Given the fundamental status of interaction-ring combinations, if language harnesses the innate powers of our auditory system, then we expect language to be built out of vocalizations that sound like interaction-ring. Do languages have this feature? That is, do plosives and fricatives tend to be followed by sonorants? Yes. A plosive or fricative followed by a sonorant is, in fact, the most basic and most common phoneme combination across languages. It is the quintessential example of a syllable. Words across humankind tend to look approximately like ca, or caca, or cacaca, where c stands for a plosive or fricative, and a for one or more consecutive sonorants. All languages have syllables of this ca form. And many languages—such as Japanese—only allow syllables of this form.
Whereas interaction-ring is the most fundamental natural combination of event atoms, ring-interaction is a combination that is not possible. A ring followed by an interaction sounds out of this world, as in my friend’s son’s Rubik’s Cube video. We therefore expect that languages tend to avoid combinations like ac and acac. This is, in fact, the case. The rarest syllable type is of this ac form, and words starting with a sonorant and followed by a plosive or fricative are rare. In data I collected at RPI in 2008 with the help of undergraduate student Elizabeth Counterman and graduate student Kyle McDonald, about 80 percent of our sampled words (with three or fewer non-sonorants) across 18 widely varying languages begin with a plosive or a fricative. (See the legend of Figure 9 for a list of the sampled languages.) And a large proportion of the words starting with a sonorant start with a nasal, like “m” and “n,” the least sonorant-like of the sonorant consonants (nasals at word starts can have a fairly sudden start, and are more plosive-like than other sonorant consonants).

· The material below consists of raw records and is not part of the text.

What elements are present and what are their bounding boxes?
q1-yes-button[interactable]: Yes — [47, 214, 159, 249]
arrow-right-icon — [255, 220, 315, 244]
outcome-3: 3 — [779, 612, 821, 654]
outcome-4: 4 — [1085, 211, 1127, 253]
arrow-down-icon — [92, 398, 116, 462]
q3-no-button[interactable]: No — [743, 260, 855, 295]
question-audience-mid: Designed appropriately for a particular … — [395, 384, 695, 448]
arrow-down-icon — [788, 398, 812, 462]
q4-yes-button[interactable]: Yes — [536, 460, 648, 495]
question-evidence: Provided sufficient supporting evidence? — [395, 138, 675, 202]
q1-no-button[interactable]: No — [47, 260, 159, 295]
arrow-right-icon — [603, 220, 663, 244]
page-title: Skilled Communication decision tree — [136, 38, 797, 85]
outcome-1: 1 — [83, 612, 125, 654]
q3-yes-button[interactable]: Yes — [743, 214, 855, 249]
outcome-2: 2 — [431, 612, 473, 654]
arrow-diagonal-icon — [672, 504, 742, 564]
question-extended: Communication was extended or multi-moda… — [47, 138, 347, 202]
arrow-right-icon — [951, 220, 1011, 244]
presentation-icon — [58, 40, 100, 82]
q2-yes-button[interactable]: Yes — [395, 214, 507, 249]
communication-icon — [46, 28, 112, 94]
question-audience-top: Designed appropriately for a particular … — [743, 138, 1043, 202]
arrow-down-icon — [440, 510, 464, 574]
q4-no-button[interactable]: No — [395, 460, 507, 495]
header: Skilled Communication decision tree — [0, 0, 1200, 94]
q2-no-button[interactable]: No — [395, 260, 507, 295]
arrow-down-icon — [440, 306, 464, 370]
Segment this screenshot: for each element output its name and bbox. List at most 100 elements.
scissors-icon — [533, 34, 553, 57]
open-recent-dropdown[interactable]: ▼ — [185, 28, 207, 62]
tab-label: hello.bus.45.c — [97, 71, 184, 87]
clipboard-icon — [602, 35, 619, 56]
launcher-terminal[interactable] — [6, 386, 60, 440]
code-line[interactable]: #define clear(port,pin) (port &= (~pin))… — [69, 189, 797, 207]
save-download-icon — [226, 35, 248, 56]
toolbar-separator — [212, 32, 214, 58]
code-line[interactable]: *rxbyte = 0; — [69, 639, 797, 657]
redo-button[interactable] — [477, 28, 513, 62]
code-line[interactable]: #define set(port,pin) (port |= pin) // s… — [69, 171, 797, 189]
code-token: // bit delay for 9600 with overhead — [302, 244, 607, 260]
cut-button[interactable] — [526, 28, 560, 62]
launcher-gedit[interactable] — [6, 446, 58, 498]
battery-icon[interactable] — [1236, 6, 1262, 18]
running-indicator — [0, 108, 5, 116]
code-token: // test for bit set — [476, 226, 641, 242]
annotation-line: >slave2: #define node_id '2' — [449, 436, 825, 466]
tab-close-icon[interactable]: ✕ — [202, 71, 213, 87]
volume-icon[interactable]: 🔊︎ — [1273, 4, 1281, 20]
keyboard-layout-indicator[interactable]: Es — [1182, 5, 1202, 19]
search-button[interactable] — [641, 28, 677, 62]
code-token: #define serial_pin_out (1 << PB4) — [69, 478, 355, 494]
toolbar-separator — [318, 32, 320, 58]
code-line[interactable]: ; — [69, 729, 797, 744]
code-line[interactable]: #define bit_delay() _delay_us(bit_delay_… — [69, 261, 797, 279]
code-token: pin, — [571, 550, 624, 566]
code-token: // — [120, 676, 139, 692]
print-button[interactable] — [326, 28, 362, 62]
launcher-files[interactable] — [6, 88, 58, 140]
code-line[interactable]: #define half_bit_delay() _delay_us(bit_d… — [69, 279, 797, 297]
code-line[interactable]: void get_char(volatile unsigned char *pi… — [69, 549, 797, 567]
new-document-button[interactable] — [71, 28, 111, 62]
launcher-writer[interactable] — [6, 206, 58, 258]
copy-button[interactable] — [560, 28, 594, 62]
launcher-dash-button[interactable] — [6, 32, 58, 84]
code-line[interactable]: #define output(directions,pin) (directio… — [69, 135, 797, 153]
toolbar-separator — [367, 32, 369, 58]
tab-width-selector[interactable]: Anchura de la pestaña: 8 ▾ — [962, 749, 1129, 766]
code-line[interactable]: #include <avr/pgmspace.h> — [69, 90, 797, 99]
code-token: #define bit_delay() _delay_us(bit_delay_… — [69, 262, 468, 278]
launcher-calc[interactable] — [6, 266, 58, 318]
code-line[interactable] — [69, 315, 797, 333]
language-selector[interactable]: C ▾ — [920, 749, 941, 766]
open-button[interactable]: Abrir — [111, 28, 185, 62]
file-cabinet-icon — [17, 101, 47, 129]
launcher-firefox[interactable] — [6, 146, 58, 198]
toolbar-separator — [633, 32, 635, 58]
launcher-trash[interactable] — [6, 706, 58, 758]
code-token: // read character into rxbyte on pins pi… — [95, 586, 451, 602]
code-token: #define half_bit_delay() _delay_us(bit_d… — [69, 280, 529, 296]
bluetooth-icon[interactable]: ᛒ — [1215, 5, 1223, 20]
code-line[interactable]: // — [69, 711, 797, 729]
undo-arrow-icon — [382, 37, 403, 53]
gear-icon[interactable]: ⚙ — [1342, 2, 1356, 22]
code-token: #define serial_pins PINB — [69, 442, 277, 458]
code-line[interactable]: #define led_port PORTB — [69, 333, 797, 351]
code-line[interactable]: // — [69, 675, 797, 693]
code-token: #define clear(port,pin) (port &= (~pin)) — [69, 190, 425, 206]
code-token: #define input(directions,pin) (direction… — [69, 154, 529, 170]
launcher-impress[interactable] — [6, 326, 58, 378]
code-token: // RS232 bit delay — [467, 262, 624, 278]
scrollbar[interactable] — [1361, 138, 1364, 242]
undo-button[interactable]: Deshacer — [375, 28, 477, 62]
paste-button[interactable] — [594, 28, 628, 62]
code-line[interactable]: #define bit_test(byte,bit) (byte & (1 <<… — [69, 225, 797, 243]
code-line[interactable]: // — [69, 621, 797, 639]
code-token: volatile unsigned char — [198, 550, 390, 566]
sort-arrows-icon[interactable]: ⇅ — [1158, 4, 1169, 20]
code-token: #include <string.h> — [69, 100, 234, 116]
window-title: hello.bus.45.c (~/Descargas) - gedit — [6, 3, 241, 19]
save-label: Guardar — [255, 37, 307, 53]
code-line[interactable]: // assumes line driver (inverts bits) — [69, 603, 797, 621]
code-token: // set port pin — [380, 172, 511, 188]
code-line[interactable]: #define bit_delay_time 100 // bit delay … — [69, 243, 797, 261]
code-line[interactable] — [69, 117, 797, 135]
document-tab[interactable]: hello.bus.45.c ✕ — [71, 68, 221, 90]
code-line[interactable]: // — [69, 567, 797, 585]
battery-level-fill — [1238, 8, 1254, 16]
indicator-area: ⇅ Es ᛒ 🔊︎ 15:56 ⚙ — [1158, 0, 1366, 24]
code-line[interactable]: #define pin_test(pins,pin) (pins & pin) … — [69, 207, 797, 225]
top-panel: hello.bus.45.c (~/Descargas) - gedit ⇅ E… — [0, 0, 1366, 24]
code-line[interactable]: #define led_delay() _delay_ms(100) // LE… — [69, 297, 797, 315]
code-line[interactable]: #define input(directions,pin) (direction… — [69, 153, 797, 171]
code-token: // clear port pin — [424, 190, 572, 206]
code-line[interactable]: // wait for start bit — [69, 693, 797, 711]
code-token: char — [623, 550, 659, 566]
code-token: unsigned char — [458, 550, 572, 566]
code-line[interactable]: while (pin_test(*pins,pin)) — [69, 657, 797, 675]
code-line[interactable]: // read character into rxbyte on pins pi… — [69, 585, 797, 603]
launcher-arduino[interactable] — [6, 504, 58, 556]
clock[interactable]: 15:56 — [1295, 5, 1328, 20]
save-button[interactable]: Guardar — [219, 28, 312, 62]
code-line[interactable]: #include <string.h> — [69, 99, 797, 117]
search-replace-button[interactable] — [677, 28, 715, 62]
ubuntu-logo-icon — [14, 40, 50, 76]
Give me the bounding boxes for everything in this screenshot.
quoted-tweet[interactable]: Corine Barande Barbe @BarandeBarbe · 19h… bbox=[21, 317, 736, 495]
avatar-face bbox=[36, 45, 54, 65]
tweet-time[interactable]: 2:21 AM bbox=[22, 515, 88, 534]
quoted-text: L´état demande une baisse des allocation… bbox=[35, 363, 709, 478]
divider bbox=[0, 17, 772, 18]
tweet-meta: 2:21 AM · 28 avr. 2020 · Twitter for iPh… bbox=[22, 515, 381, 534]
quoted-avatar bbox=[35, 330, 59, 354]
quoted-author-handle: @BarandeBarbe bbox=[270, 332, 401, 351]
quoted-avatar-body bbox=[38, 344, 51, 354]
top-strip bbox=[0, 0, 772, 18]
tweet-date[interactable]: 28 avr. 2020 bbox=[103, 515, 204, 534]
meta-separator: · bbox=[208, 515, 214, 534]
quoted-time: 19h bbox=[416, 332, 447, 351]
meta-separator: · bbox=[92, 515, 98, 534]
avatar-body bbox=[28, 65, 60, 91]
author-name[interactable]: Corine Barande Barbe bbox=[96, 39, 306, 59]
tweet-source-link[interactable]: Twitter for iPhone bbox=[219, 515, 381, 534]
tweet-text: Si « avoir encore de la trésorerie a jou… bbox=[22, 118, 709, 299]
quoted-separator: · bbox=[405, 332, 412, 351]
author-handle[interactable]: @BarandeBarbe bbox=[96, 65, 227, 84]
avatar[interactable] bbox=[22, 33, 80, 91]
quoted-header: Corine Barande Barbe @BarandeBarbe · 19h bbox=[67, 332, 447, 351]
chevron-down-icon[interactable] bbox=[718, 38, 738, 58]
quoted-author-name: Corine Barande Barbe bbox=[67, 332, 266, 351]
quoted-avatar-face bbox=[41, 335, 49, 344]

Note that a word starting with a vowel does not start with a sonorant, because when one speaks such a word, the utterance actually begins with something called a glottal plosive, produced via the sudden hitlike release of air at one’s voice box. To illustrate the glottal plosive, slowly say “packet,” and then slowly say “pack it.” When you say the latter, there can often be a sharp beginning to the “it,” something that will never occur before the “et” sound in “packet.” That sharp beginning is the glottal plosive. Words starting with sonorants are, thus, less common than one might at first suspect. Even words like “ear,” “I,” “owe,” and “owl,” then, are cases of plosives followed by sonorants, and agree with the common hit-ring (the most common kind of interaction-ring) structure of nature.